According to Genus ET vet Peter Townley successful flushing re-quires care of the donors nutrition for six months before the flush to ensure a good number of follicles develop. That means careful nutrition must start three months before they calve.

"Donor cows should be dried off in the correct body condition and fed long fibre to keep the rumen well developed," he says. They should be introduced to the post-calving ration two weeks before calving and after calving fed well to avoid weight loss. The post-calving diet should comprise 17.5 to 18% crude protein, for excess protein can be detrimental to fertility.

Minerals are also important. He advises offering chelated mineral sources and trace elements for the whole of the calving period.

This advice should also be followed for embryo recipient cows, he adds.

Maiden heifer donors and recipients should be fed to grow at 0.75kg a day from puberty at 10 months of age. Then one month before flushing or transferring embryos Mr Townley advises stepping up feeding for a growth rate of 0.85%.
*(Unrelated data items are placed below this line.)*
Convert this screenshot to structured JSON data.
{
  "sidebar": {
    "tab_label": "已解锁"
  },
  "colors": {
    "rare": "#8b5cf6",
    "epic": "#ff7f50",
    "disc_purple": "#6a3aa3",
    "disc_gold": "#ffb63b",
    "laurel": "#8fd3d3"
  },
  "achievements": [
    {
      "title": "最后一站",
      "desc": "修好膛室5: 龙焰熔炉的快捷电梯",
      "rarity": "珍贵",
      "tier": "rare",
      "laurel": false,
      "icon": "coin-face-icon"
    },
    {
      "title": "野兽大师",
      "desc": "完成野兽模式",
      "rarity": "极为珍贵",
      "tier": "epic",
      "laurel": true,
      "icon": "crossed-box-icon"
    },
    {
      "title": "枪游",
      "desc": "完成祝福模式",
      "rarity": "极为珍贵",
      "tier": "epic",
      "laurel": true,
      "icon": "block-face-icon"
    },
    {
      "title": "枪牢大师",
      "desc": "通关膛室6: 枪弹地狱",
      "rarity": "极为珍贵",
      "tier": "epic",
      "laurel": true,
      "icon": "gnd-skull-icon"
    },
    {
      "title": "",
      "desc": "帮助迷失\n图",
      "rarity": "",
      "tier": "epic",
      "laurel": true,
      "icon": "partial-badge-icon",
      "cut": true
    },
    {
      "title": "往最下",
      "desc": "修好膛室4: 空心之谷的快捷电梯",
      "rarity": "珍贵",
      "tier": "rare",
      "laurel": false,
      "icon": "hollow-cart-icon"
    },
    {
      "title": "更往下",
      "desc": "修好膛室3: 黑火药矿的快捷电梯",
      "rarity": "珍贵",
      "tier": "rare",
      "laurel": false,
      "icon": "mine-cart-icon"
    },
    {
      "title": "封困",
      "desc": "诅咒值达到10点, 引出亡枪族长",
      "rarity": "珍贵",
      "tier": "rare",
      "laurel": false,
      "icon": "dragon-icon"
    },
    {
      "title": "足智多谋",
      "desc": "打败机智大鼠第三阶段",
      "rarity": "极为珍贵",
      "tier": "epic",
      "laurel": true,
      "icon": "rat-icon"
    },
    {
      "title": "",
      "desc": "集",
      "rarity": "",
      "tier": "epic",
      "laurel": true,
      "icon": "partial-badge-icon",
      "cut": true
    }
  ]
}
"Keep this diet the same for six weeks after embryo transfer," he says. "Good results are achieved from heifers fed straw and 3kg of a 22% crude protein concentrate."

Mr Townley believes silage-based diets can be harder to manage and on high quality grass silage heifers can grow too fast and get too fit.

"Regular ET users really begin to get to grips with the management of donors and recipients to achieve their potential," he says. Embryos a flush and pregnancy rates, therefore, often improve as management improves.n

ETvet Peter Townley says successful flushing requires care of the donors nutrition for six months before the flush to ensure plenty of follicles develop.